Rappelant les tâches traditionnelles de l’Assemblée nationale, à savoir: légiférer et contrôler, Aubin Minaku est loin d’apprécier la mauvaise compréhension qui résulte dans la mission de contrôle de la Chambre basse du Parlement. Il s’agit ni plus ni moins, de la politisation du travail classique d’une institution. Ainsi, l’affaire Crispin Mbindule relayée fortement par les médias, traduit une action préméditée de déshonneur contre le bureau de l’Assemblée nationale. Comportement que désapprouve le speaker de la Chambre, Aubin Minaku, qui s’est exprimé en ces termes : «Je stigmatise dans le chef de certain membres du gouvernement un certain comportement; une certaine tendance, à chaque fois qu’il y a une initiative de contrôle parlementaire croire qu’il y a toujours une main noire ou il y a le bureau qui pousse les Honorables députés. Je ne suis pas là, de par mon éducation, et de par un statut du Président de l’Assemblée Nationale, pour initier des questions orales,  des motions, etc., parce que mon travail de président de l’Assemblée nationale est de programmer ce que les députés ne déposent comme initiatives … »

Et pour l’honneur de l’institution, du reste, sapée par certains médias qui présentent les initiatives de contrôle de Mbindule adressées au Premier ministre comme une guerre menée par le président de l’Assemblée nationale, Aubin Minaku entend saisir le Conseil supérieur de l’audio-visuel et de la communication (CSAC).

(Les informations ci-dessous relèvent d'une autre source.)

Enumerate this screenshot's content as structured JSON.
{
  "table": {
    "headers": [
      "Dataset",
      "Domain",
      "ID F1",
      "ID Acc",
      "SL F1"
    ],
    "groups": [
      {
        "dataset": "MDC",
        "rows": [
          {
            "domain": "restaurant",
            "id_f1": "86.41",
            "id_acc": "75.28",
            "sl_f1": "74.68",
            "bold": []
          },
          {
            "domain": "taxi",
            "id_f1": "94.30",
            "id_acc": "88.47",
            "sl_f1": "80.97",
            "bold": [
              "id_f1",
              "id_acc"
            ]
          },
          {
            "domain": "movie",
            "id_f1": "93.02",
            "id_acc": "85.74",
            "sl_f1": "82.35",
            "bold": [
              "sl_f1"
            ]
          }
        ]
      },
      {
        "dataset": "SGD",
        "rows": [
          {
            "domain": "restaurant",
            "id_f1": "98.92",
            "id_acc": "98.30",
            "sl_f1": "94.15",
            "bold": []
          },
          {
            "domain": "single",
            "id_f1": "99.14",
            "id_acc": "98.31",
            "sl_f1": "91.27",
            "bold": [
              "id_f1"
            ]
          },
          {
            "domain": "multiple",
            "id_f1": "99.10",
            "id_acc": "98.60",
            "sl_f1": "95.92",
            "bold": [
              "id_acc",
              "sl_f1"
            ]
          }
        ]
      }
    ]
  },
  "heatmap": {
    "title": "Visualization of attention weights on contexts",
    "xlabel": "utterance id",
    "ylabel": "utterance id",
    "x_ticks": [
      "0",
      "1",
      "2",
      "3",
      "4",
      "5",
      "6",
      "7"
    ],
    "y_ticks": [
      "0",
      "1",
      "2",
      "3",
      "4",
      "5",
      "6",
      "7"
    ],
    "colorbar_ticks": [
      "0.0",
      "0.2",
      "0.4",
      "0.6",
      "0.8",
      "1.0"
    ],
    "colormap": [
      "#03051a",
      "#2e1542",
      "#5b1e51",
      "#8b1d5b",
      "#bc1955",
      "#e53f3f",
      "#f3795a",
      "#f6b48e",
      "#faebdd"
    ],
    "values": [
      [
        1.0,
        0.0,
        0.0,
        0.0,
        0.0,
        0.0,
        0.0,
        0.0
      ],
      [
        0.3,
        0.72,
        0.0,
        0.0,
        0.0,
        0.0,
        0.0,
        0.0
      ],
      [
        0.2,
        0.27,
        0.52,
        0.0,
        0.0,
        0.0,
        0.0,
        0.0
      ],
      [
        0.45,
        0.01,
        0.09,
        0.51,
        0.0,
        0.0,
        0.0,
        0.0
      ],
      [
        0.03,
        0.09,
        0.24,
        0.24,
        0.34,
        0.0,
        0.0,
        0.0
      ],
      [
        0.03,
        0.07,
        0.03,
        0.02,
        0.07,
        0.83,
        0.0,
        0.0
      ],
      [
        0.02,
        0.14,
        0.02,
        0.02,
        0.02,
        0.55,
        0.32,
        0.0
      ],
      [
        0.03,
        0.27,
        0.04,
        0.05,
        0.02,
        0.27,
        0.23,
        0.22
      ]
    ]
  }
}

Par ailleurs, le speaker de la Chambre basse s’est longuement attardé sur la procédure parlementaire concernant le contrôle. Chaque député, a-t-il dit, s’assume à travers son initiative. Celle-ci peut-être une question orale avec ou sans débat, une question écrite, etc. Et le travail du bureau, à ce stade, consiste à programmer les initiatives dès lors qu’elles sont jugées conformes à la Constitution et au règlement intérieur de l’Assemblée Nationale.

Ainsi, un élu qui s’assume à travers une initiative mérite la protection aussi bien de l’Assemblée nationale que des autres institutions de la République. «II ne faudra donc pas que certains membres du gouvernement trouvent en l’exercice de contrôle parlementaire un règlement de compte », a affirmé Aubin Minaku, «c’est un exercice républicain» moins encore un acharnement.

Dans les pays de vieilles démocraties que la RDC prend pour modèles (France, Allemagne, Grande-Bretagne, etc.), le Premier ministre et les autres membres du gouvernement sont permanents toutes les semaines à l’Assemblée nationale pour répondre aux questions des élus du peuple. Pourquoi en RDC cet exercice régalien doit être compris comme un moyen de règlement de compte ou d’agitation?

Même dans ces pays pris pour modèles, un député de l’Opposition n’a jamais partagé le point de vue du gouvernement issu de la majorité. Ce qui est normal. Ce qui est de bonne guerre.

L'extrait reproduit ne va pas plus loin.